Surrender Can Be A Good Thing: Going Gray (Though I Prefer To Call It Silver) Part 1
Posted by Marla MillerApr 3
Embracing the gray.
There’s comes a time in a woman’s life when surrendering no longer conjures up a helpless image. Women who discover their sensuality midway through life know what I’m talking about. Surrender can be a good thing.
I decided to apply this principal to letting my hair be what it is, silver. Were it a dull gray, I might not be blogging about my latest bout with surrender but it isn’t. The women on my mother’s side gray well. When my follicles stopped producing chestnut brown, the color that grew in was silver not gray. My only problem with this color shift was that my follicles decided to do it in my early twenties. By my mid twenties, I’d figured out how to work the salt and peppered effect to my advantage. I was a grad student/psychotherapist wearing a teenager’s face. The silvery sprinkle added a dash to my credibility or so I thought which was why I resisted all temptation to dye it. Fast forward ten years and three kids later; no longer shackled with a teenager’s face, each time I saw my hairdresser, she begged me to color my hair. Eventually, I did.
In my mid forties, I tried reverting to my natural color but the ‘over the hill’ mood I was in needed the kind of boost silvery tresses couldn’t give so I gave up that surrender which pleased the new hairdresser in my life, a man named Eddie, who remains in my life today. Like most hairdressers, Eddie’s not keen on the color gray under any name.
A few months ago, I made up my mind. In a few years, I’ll hit my next big-O birthday. When I arrive, I want to be a silver haired woman who’s earned the respect silver haired women should get. Besides, I am sick and tired of dying my hair. Sick and tired of a stained scalp. Sick and tired of the weekly root touch ups I have to do between visits to Eddie who has now given me his blessing to be who I am. When I sat in his chair and announced my intention to finally come out once and for all, his only reply was “I think you can pull it off.” After ten years of listening to me whine about my eventual surrender to nature’s way, he may have decided it was time to surrender, too.

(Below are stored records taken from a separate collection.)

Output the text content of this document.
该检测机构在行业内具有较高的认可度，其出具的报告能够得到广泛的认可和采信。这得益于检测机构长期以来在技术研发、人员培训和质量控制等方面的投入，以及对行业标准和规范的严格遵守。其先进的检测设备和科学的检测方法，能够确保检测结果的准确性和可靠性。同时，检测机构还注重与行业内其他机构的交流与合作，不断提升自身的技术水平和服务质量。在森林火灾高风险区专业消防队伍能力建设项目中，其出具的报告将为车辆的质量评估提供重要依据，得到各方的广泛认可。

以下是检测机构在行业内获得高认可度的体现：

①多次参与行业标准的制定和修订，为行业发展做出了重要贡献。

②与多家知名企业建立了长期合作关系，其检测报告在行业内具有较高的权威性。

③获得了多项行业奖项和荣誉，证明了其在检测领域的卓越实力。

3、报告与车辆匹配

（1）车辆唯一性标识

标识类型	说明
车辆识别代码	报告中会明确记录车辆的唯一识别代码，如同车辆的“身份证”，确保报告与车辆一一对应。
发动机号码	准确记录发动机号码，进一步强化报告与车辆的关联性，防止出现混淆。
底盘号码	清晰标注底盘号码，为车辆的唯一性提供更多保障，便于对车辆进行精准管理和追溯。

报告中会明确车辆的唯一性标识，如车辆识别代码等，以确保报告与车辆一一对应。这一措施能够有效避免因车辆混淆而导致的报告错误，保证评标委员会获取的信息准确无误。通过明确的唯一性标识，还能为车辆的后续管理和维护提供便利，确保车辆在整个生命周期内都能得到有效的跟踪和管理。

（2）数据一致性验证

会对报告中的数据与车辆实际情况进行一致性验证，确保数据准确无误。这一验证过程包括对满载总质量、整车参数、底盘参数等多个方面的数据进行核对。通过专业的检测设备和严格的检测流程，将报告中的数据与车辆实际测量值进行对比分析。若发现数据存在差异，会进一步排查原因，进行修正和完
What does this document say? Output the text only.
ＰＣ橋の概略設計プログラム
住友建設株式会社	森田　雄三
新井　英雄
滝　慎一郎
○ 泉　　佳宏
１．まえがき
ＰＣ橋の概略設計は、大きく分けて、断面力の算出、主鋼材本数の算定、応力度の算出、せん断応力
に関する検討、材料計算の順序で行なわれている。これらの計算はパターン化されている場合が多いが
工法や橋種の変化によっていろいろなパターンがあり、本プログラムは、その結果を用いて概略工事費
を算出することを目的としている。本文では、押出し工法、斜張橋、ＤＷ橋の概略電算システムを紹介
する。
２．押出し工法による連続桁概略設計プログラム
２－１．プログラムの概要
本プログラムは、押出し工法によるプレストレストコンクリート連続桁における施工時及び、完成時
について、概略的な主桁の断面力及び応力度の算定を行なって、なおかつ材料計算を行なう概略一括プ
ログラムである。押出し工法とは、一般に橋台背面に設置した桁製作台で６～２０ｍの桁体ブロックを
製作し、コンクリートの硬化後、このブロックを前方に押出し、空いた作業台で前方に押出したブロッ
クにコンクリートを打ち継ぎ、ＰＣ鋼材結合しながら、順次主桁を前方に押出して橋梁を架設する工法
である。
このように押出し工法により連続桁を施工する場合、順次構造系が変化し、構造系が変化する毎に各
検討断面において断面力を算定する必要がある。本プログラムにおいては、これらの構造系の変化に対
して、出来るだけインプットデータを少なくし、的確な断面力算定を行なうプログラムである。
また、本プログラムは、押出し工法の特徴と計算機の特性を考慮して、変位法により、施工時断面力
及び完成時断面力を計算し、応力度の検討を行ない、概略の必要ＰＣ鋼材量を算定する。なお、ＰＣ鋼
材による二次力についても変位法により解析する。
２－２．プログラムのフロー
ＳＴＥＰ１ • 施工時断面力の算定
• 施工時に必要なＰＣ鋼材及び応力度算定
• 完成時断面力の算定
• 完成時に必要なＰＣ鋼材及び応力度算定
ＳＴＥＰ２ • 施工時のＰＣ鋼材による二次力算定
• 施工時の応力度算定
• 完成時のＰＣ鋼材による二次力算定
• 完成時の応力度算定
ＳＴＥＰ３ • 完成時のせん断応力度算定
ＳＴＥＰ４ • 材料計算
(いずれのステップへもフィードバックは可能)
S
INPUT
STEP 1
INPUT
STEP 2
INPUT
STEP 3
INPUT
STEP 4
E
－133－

Unless you are willing to shave your head, the coming out process is slow. Eddie has me on a strict weave and cut schedule. When transformation is complete, I’ll post a new blog and include a photo. However, should the blog and photo not appear, remember, it is always a woman’s prerogative to change her mind. Readers are invited to share thoughts about the maturing of one’s hair and all that it means in your life… or doesn’t.